Stories

Back

Education is the peaceful weapon for the future

Nelson Mandela said it: “Education is the most powerful weapon which you can use to change the world”. I would have preferred that he would have said it is the only weapon with which you can really change the world, but that wouldn’t be true. You can also change the world with violence, but most certainly not for the better. There is no way around, but to accept that education is the main challenge for the future as violence is never a solution. We need far more than the type of teaching we expect from our schools today. We need to start thinking about education and that at a completely different level.

Education on a different level, not just a bit better, but substantially different. With a much broader curriculum, taught by the best people in society. Not just schooling to help you gain a place in the labour market, but education to give meaning to the individual’s life as a member of society. That demands total change. The vision is different to such an extent that it cannot be achieved through the cumbersome dealings of government. It is a change that will need substantial time and that will demand a sustainable vision of education for many generations to come.

 

That sustainable course is a worthwhile pursuit if we have a clear idea of what we are striving for. School today is mainly an instrument to serve the economy and government and offers insufficient to contribute to develop us as humans, for our own fulfilled life. We are being taught to read and write and given some contribution to our general development, but so much more can be achieved. The goal of the majority of our schools today is to teach people a few practical things, but the goal could be to see people grow, by stimulating their creativity and help them to become more conscious thinkers. Not by telling them what they should think, but how they can think.

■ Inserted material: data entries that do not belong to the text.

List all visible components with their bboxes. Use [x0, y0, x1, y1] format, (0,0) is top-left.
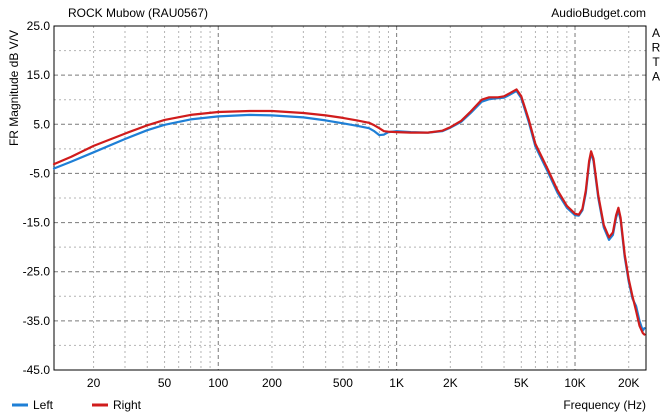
- x-tick-label: 10K: [564, 376, 585, 390]
- legend-label-right: Right: [113, 398, 142, 412]
- side-label-letter: A: [652, 70, 660, 84]
- y-tick-label: -35.0: [23, 314, 51, 328]
- plot-frame: [53, 25, 647, 371]
- x-axis-ticks: 20 50 100 200 500 1K 2K 5K 10K 20K: [87, 376, 639, 390]
- x-axis-label: Frequency (Hz): [563, 398, 646, 412]
- y-axis-label: FR Magnitude dB V/V: [7, 30, 21, 146]
- x-tick-label: 1K: [389, 376, 404, 390]
- x-tick-label: 20K: [618, 376, 639, 390]
- x-tick-label: 5K: [514, 376, 529, 390]
- legend: Left Right: [12, 398, 142, 412]
- y-tick-label: -15.0: [23, 216, 51, 230]
- side-label-letter: T: [652, 55, 660, 69]
- x-tick-label: 100: [208, 376, 228, 390]
- source-label: AudioBudget.com: [551, 6, 646, 20]
- y-tick-label: -25.0: [23, 265, 51, 279]
- chart-title: ROCK Mubow (RAU0567): [68, 6, 208, 20]
- side-label-letter: R: [652, 41, 661, 55]
- x-tick-label: 20: [87, 376, 101, 390]
- series-line-right: [52, 88, 646, 336]
- side-label-letter: A: [652, 26, 660, 40]
- x-tick-label: 2K: [443, 376, 458, 390]
- y-tick-label: 15.0: [27, 68, 51, 82]
- x-tick-label: 50: [158, 376, 172, 390]
- y-tick-label: -5.0: [29, 166, 50, 180]
- y-tick-label: 25.0: [27, 19, 51, 33]
- x-tick-label: 200: [262, 376, 282, 390]
- y-tick-label: 5.0: [33, 117, 50, 131]
- series-lines: [52, 88, 646, 336]
- y-axis-ticks: 25.0 15.0 5.0 -5.0 -15.0 -25.0 -35.0 -45.0: [23, 19, 51, 377]
- x-tick-label: 500: [333, 376, 353, 390]
- y-tick-label: -45.0: [23, 363, 51, 377]
- legend-label-left: Left: [33, 398, 54, 412]
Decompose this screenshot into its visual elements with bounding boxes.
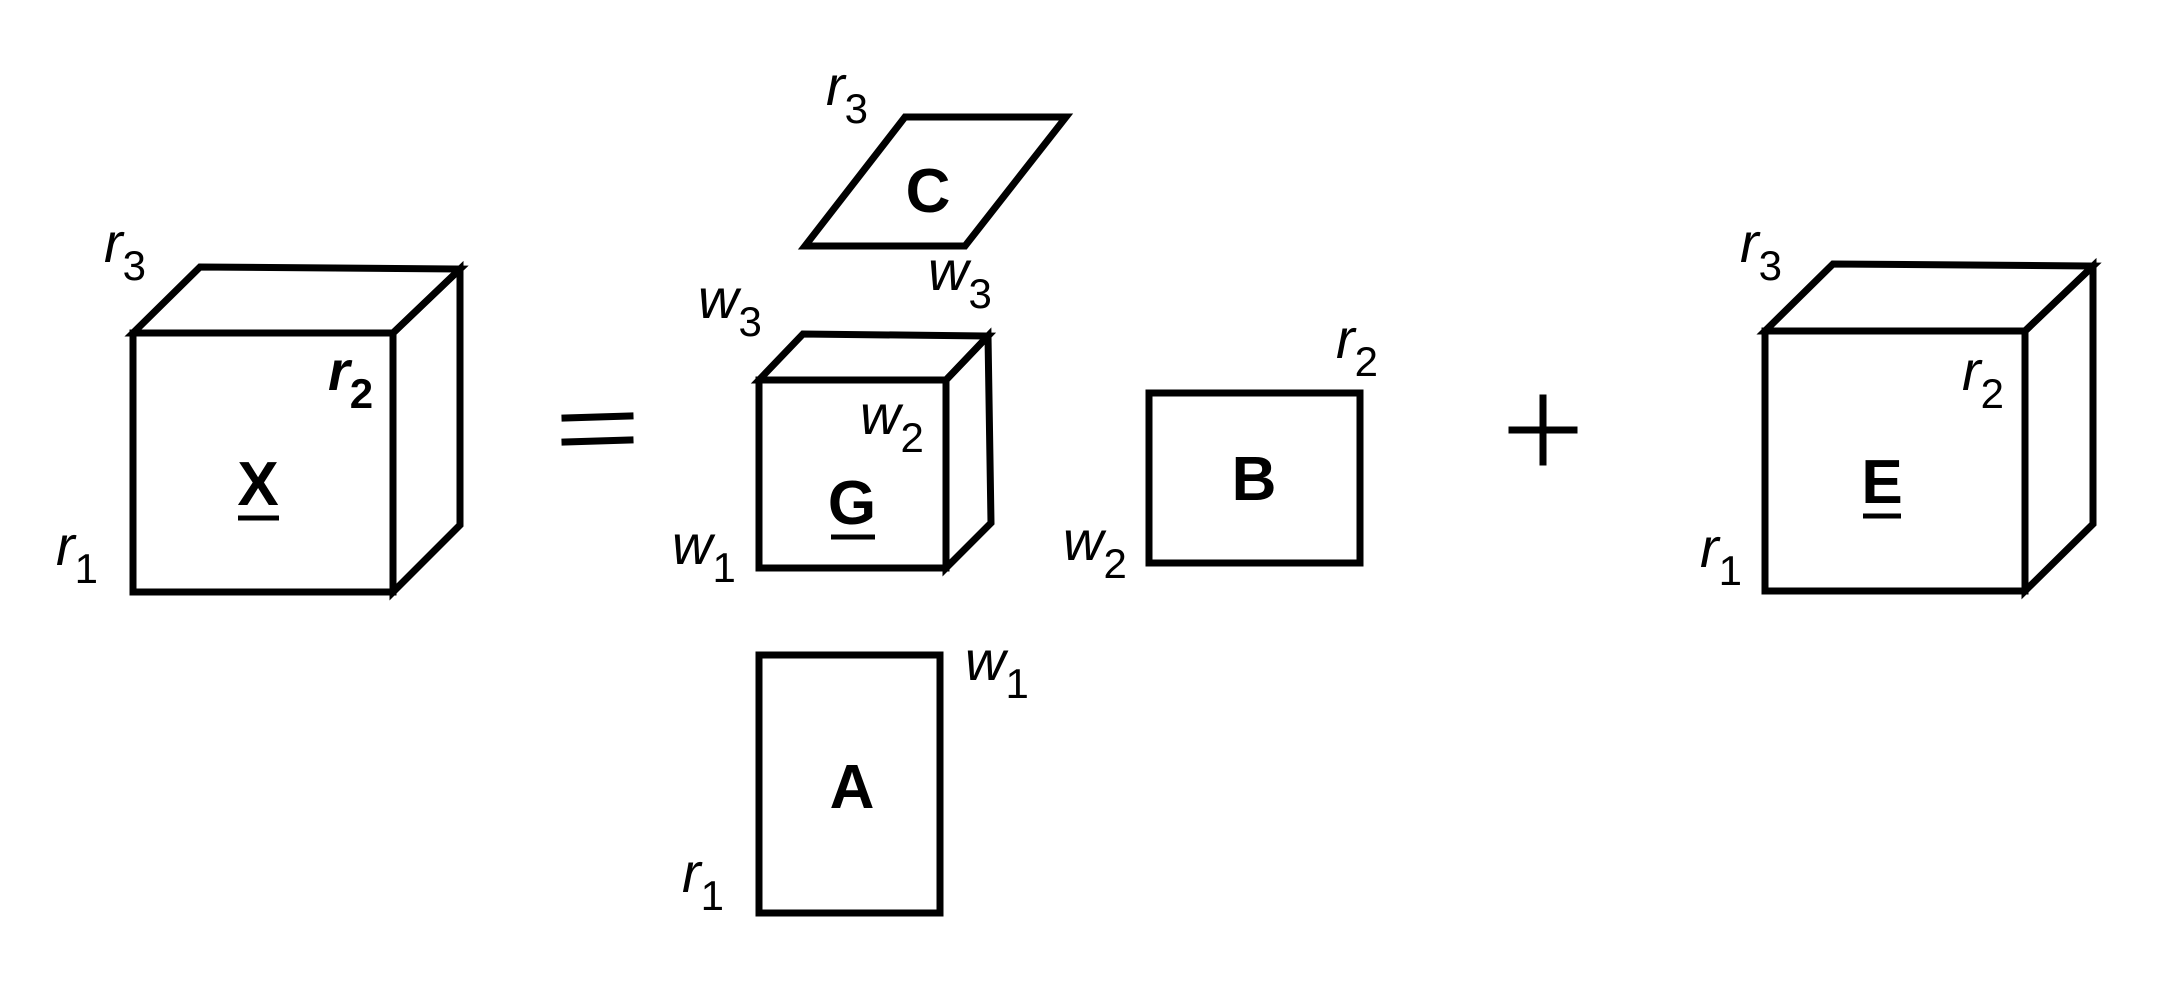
core-g-dim2-label: w2 <box>860 383 924 461</box>
matrix-c: C r3 w3 <box>797 54 1074 317</box>
matrix-b-name: B <box>1232 445 1277 514</box>
tensor-x: X r1 r2 r3 <box>56 211 469 601</box>
tensor-e: E r1 r2 r3 <box>1700 211 2102 600</box>
equals-sign: = <box>561 412 634 446</box>
tensor-e-name: E <box>1861 448 1902 517</box>
matrix-a-rows-label: r1 <box>682 841 724 919</box>
matrix-a-rect <box>755 651 944 917</box>
core-tensor-g: G w1 w2 w3 <box>672 267 997 591</box>
equals-bottom-bar <box>561 436 634 446</box>
matrix-c-parallelogram <box>797 113 1074 250</box>
tensor-x-dim3-label: r3 <box>104 211 146 289</box>
matrix-b: B w2 r2 <box>1063 307 1378 587</box>
tensor-e-dim3-label: r3 <box>1740 211 1782 289</box>
tensor-e-dim1-label: r1 <box>1700 516 1742 594</box>
equals-top-bar <box>561 412 634 422</box>
matrix-c-rows-label: r3 <box>826 54 868 132</box>
tensor-e-top-face <box>1756 260 2102 335</box>
tensor-e-dim2-label: r2 <box>1962 339 2004 417</box>
tensor-x-top-face <box>124 263 469 337</box>
matrix-b-rect <box>1145 389 1364 567</box>
matrix-b-cols-label: r2 <box>1336 307 1378 385</box>
tensor-x-dim2-label: r2 <box>328 339 373 417</box>
tensor-x-side-face <box>389 260 464 601</box>
tensor-x-name: X <box>237 450 278 519</box>
core-g-dim3-label: w3 <box>698 267 762 345</box>
core-g-dim1-label: w1 <box>672 513 736 591</box>
matrix-a: A r1 w1 <box>682 629 1029 919</box>
matrix-a-cols-label: w1 <box>965 629 1029 707</box>
plus-sign: + <box>1508 394 1578 466</box>
matrix-c-cols-label: w3 <box>928 239 992 317</box>
core-g-name: G <box>828 469 876 538</box>
matrix-c-name: C <box>906 157 951 226</box>
core-g-side-face <box>942 327 995 577</box>
tensor-x-dim1-label: r1 <box>56 514 98 592</box>
matrix-a-name: A <box>830 753 875 822</box>
tensor-e-side-face <box>2021 257 2097 600</box>
matrix-b-rows-label: w2 <box>1063 509 1127 587</box>
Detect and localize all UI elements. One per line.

If people think thoroughly about similar issues, I am convinced that we – as trained thinkers – will often arrive at compatible answers. Thinking anyway is something that is not always done alone. Part of the thinking process should also be that we learn how to discuss; now we often are forced to get skilled in debate. Debate is about winning the argument. Discussing is  much more fruitful: It is the common search for the best possible solutions.

 

Schooling today is basically about learning some tricks and avoiding mistakes. Maybe that was the right way in the industrial age, but in post-industrial times the world needs change; new possibilities; the acceptance of new ways. That is why we need creative thinkers. Playful spirits that are not disheartened by the odd slip and who are prepared to learn from such errors.

 

You can’t convince people. You cannot force a conviction upon them. People can ultimately only convince themselves as and when they conscientiously form their own opinion. You can order people about, but you cannot convince them that they are acting for the best. That conviction is necessary to generate the societal commitment that will be necessary in the future. We can stimulate the creative development of people’s minds and stimulate their thought processes with issues and examples. To guide those processes we need the best people in society. Thinking is a discipline, but judging that discipline, the development of thought, demands the best possible guidance.

The best people in society are not prepared today to commit their lives to education, because it is the bastard child of government. The best people in education today can’t develop their full potential because the authorities tell them how to work and what their job is about. In doing so government uses limiting cadres. Government is an impediment to develop education – a much broader concept than schooling - to the totally different level of ambition that is needed for it to become the weapon of the future. Schooling serves today’s economy, education the world of tomorrow.  That investment in the popular future demands a important involvement and contribution of the citizens of the world. That will allow education to gain the central role in society it not only deserves, but also needs. The pivotal role education needs to have to become the weapon of mass survival the future surely needs.